Рационалист, по сути, — это просто человек, который в определенных направлениях доводит процессы сомнения, анализа и суждения дальше, чем это делают люди другого склада ума. Его сосед, который верит в «Бога» или «святых» или миссис Эдди, может случайно довести эти процессы в других направлениях дальше, чем он, — может быть более рефлексивным, экспериментальным и рассудительным, например, в вопросах диеты, — может даже быть аналитическим мыслителем в вопросах науки, о которых так называемый рационалист не задумывался самостоятельно. Существуют хорошо известные примеры людей науки, которые путем анализа расширяют границы физического знания, принимая при этом, способами, которые другие люди находят гротескно некритичными, свободные суждения о психическом существовании. Когда слышны звуки от мебели, рационалист с его натуралистической предвзятостью ищет объяснения в терминах физики; в то время как спиритуалист, даже если он случайно окажется профессиональным физиком, ищет их в терминах спекулятивной психики.

При строго беспристрастном и «объективном» рассмотрении оба вида предвзятости видятся как одинаковые формы влечения, желания, ищущие удовлетворения.

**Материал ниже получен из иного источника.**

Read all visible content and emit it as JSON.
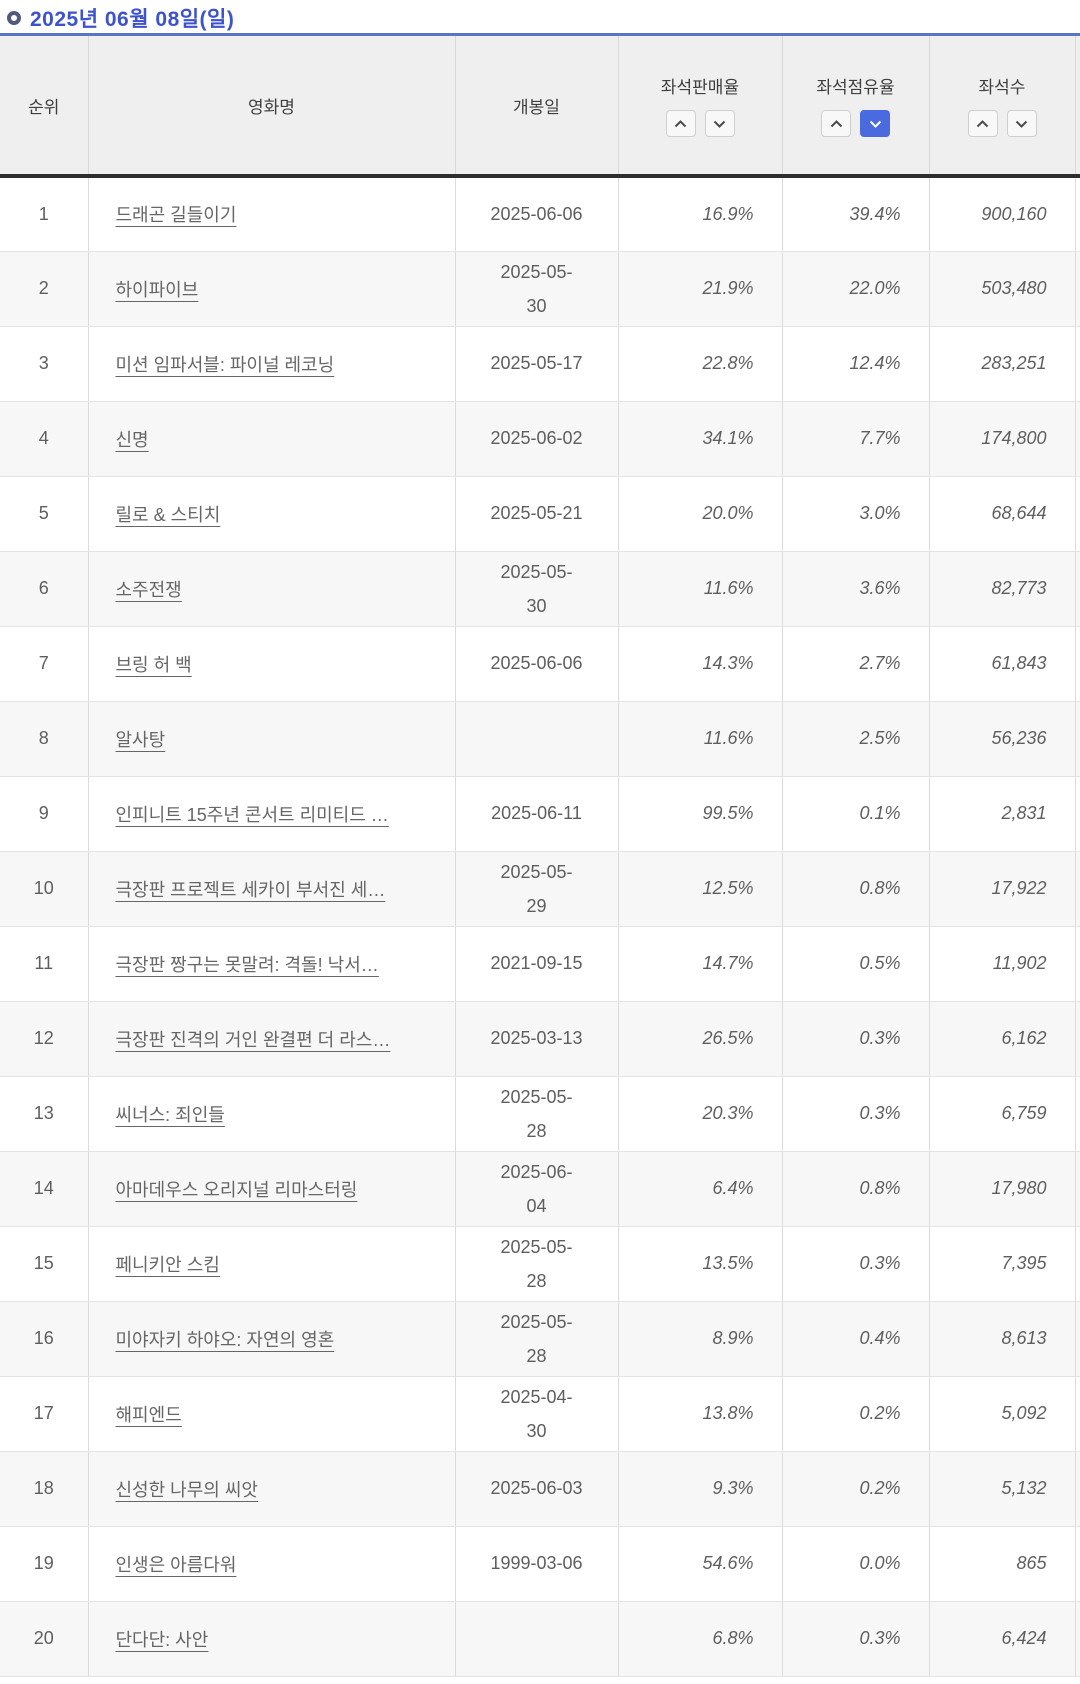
{
  "page": {
    "date_title": "2025년 06월 08일(일)"
  },
  "colors": {
    "accent_blue": "#4a6be0",
    "title_blue": "#3d52cf",
    "rule_blue": "#5b74c8"
  },
  "table": {
    "columns": {
      "rank": "순위",
      "title": "영화명",
      "release": "개봉일",
      "seat_sales_rate": "좌석판매율",
      "seat_share_rate": "좌석점유율",
      "seat_count": "좌석수"
    },
    "sort": {
      "active_column": "seat_share_rate",
      "active_direction": "desc"
    },
    "rows": [
      {
        "rank": "1",
        "title": "드래곤 길들이기",
        "release": "2025-06-06",
        "release_wrapped": false,
        "seat_sales_rate": "16.9%",
        "seat_share_rate": "39.4%",
        "seat_count": "900,160"
      },
      {
        "rank": "2",
        "title": "하이파이브",
        "release": "2025-05-30",
        "release_wrapped": true,
        "seat_sales_rate": "21.9%",
        "seat_share_rate": "22.0%",
        "seat_count": "503,480"
      },
      {
        "rank": "3",
        "title": "미션 임파서블: 파이널 레코닝",
        "release": "2025-05-17",
        "release_wrapped": false,
        "seat_sales_rate": "22.8%",
        "seat_share_rate": "12.4%",
        "seat_count": "283,251"
      },
      {
        "rank": "4",
        "title": "신명",
        "release": "2025-06-02",
        "release_wrapped": false,
        "seat_sales_rate": "34.1%",
        "seat_share_rate": "7.7%",
        "seat_count": "174,800"
      },
      {
        "rank": "5",
        "title": "릴로 & 스티치",
        "release": "2025-05-21",
        "release_wrapped": false,
        "seat_sales_rate": "20.0%",
        "seat_share_rate": "3.0%",
        "seat_count": "68,644"
      },
      {
        "rank": "6",
        "title": "소주전쟁",
        "release": "2025-05-30",
        "release_wrapped": true,
        "seat_sales_rate": "11.6%",
        "seat_share_rate": "3.6%",
        "seat_count": "82,773"
      },
      {
        "rank": "7",
        "title": "브링 허 백",
        "release": "2025-06-06",
        "release_wrapped": false,
        "seat_sales_rate": "14.3%",
        "seat_share_rate": "2.7%",
        "seat_count": "61,843"
      },
      {
        "rank": "8",
        "title": "알사탕",
        "release": "",
        "release_wrapped": false,
        "seat_sales_rate": "11.6%",
        "seat_share_rate": "2.5%",
        "seat_count": "56,236"
      },
      {
        "rank": "9",
        "title": "인피니트 15주년 콘서트 리미티드 …",
        "release": "2025-06-11",
        "release_wrapped": false,
        "seat_sales_rate": "99.5%",
        "seat_share_rate": "0.1%",
        "seat_count": "2,831"
      },
      {
        "rank": "10",
        "title": "극장판 프로젝트 세카이 부서진 세…",
        "release": "2025-05-29",
        "release_wrapped": true,
        "seat_sales_rate": "12.5%",
        "seat_share_rate": "0.8%",
        "seat_count": "17,922"
      },
      {
        "rank": "11",
        "title": "극장판 짱구는 못말려: 격돌! 낙서…",
        "release": "2021-09-15",
        "release_wrapped": false,
        "seat_sales_rate": "14.7%",
        "seat_share_rate": "0.5%",
        "seat_count": "11,902"
      },
      {
        "rank": "12",
        "title": "극장판 진격의 거인 완결편 더 라스…",
        "release": "2025-03-13",
        "release_wrapped": false,
        "seat_sales_rate": "26.5%",
        "seat_share_rate": "0.3%",
        "seat_count": "6,162"
      },
      {
        "rank": "13",
        "title": "씨너스: 죄인들",
        "release": "2025-05-28",
        "release_wrapped": true,
        "seat_sales_rate": "20.3%",
        "seat_share_rate": "0.3%",
        "seat_count": "6,759"
      },
      {
        "rank": "14",
        "title": "아마데우스 오리지널 리마스터링",
        "release": "2025-06-04",
        "release_wrapped": true,
        "seat_sales_rate": "6.4%",
        "seat_share_rate": "0.8%",
        "seat_count": "17,980"
      },
      {
        "rank": "15",
        "title": "페니키안 스킴",
        "release": "2025-05-28",
        "release_wrapped": true,
        "seat_sales_rate": "13.5%",
        "seat_share_rate": "0.3%",
        "seat_count": "7,395"
      },
      {
        "rank": "16",
        "title": "미야자키 하야오: 자연의 영혼",
        "release": "2025-05-28",
        "release_wrapped": true,
        "seat_sales_rate": "8.9%",
        "seat_share_rate": "0.4%",
        "seat_count": "8,613"
      },
      {
        "rank": "17",
        "title": "해피엔드",
        "release": "2025-04-30",
        "release_wrapped": true,
        "seat_sales_rate": "13.8%",
        "seat_share_rate": "0.2%",
        "seat_count": "5,092"
      },
      {
        "rank": "18",
        "title": "신성한 나무의 씨앗",
        "release": "2025-06-03",
        "release_wrapped": false,
        "seat_sales_rate": "9.3%",
        "seat_share_rate": "0.2%",
        "seat_count": "5,132"
      },
      {
        "rank": "19",
        "title": "인생은 아름다워",
        "release": "1999-03-06",
        "release_wrapped": false,
        "seat_sales_rate": "54.6%",
        "seat_share_rate": "0.0%",
        "seat_count": "865"
      },
      {
        "rank": "20",
        "title": "단다단: 사안",
        "release": "",
        "release_wrapped": false,
        "seat_sales_rate": "6.8%",
        "seat_share_rate": "0.3%",
        "seat_count": "6,424"
      }
    ]
  }
}
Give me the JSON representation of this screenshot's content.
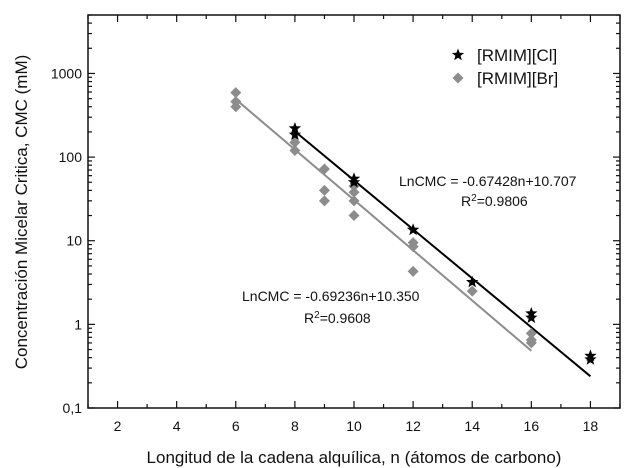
{
  "chart_data": {
    "type": "scatter",
    "title": "",
    "xlabel": "Longitud de la cadena alquílica, n (átomos de carbono)",
    "ylabel": "Concentración Micelar Critica, CMC (mM)",
    "xlim": [
      1,
      19
    ],
    "ylim": [
      0.1,
      5000
    ],
    "y_scale": "log",
    "x_ticks": [
      2,
      4,
      6,
      8,
      10,
      12,
      14,
      16,
      18
    ],
    "x_tick_labels": [
      "2",
      "4",
      "6",
      "8",
      "10",
      "12",
      "14",
      "16",
      "18"
    ],
    "y_ticks": [
      0.1,
      1,
      10,
      100,
      1000
    ],
    "y_tick_labels": [
      "0,1",
      "1",
      "10",
      "100",
      "1000"
    ],
    "grid": false,
    "legend_position": "top-right",
    "series": [
      {
        "name": "[RMIM][Cl]",
        "marker": "star",
        "color": "#000000",
        "points": [
          [
            8,
            220
          ],
          [
            8,
            185
          ],
          [
            10,
            55
          ],
          [
            10,
            50
          ],
          [
            12,
            13.5
          ],
          [
            14,
            3.2
          ],
          [
            16,
            1.35
          ],
          [
            16,
            1.2
          ],
          [
            18,
            0.42
          ],
          [
            18,
            0.38
          ]
        ],
        "fit": {
          "x_range": [
            8,
            18
          ],
          "color": "#000000",
          "equation": "LnCMC = -0.67428n+10.707",
          "r2_base": "R",
          "r2_exp": "2",
          "r2_value": "=0.9806"
        }
      },
      {
        "name": "[RMIM][Br]",
        "marker": "diamond",
        "color": "#8c8c8c",
        "points": [
          [
            6,
            590
          ],
          [
            6,
            460
          ],
          [
            6,
            400
          ],
          [
            8,
            150
          ],
          [
            8,
            120
          ],
          [
            9,
            72
          ],
          [
            9,
            40
          ],
          [
            9,
            30
          ],
          [
            10,
            45
          ],
          [
            10,
            38
          ],
          [
            10,
            30
          ],
          [
            10,
            20
          ],
          [
            12,
            9.5
          ],
          [
            12,
            8.5
          ],
          [
            12,
            4.3
          ],
          [
            14,
            2.5
          ],
          [
            16,
            0.78
          ],
          [
            16,
            0.65
          ],
          [
            16,
            0.6
          ]
        ],
        "fit": {
          "x_range": [
            6,
            16
          ],
          "color": "#8c8c8c",
          "equation": "LnCMC = -0.69236n+10.350",
          "r2_base": "R",
          "r2_exp": "2",
          "r2_value": "=0.9608"
        }
      }
    ]
  }
}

Оба исследователя ищут «причины». Но один имеет привычку искать причины в терминах последовательностей известных или умопостигаемых процессов, способных к волевому повторению; другой жаждет найти доказательство существования нематериальных личностей в космосе и в своем личном окружении, и, веря в такое существование заранее, либо временно, либо глубоко, надеется привести других к своему образу мыслей путем демонстрации того, что определенные физические явления физически непроизводимы. И ему должно быть предоставлено, что в этом он теоретически наравне с человеком науки — физической или моральной — который, спонтанно сформулировав гипотезу, стремится найти, что факты соответствуют ей. Каждый человек с гипотезой, в широком смысле, хочет найти, что факты таковы-то.

Рационалист, следовательно, имеет свою предвзятость, как и другой. Хотя она принимает отчасти критическую или негативную форму, она фундаментально столь же позитивна, как и другая. Он пришел к жажде связности и последовательности в повествованиях, утверждениях, объяснениях, аргументах, предложениях и системах мысли; точно так же, как его «противоположность» или конкурент пришел к жажде доказательства того, что нечто «сверхъестественное» осуществляет целенаправленный и «разумный» контроль, опосредованный или непосредственный, над всеми вещами, используя среди прочих «сверхнормальные» средства. Этот «противоположный» мыслитель может или не может верить в «духов» в обычном смысле, может или не может верить в бессмертие человеческих умов; но если он действительно должен быть противником рационалистической предвзятости, он классифицируется как имеющий предвзятость к традиционным или авторитетным взглядам на космос, к религиозным, в противовес натуралистическим, объяснениям истории, к концепции человеческих, как и внечеловеческих процессов в терминах контролирующей воли и цели. Он тоже, это правда, должен иметь некоторую жажду связности и последовательности — иначе он не мог бы спорить и рассуждать вообще; но другая жажда в нем превзошла эту.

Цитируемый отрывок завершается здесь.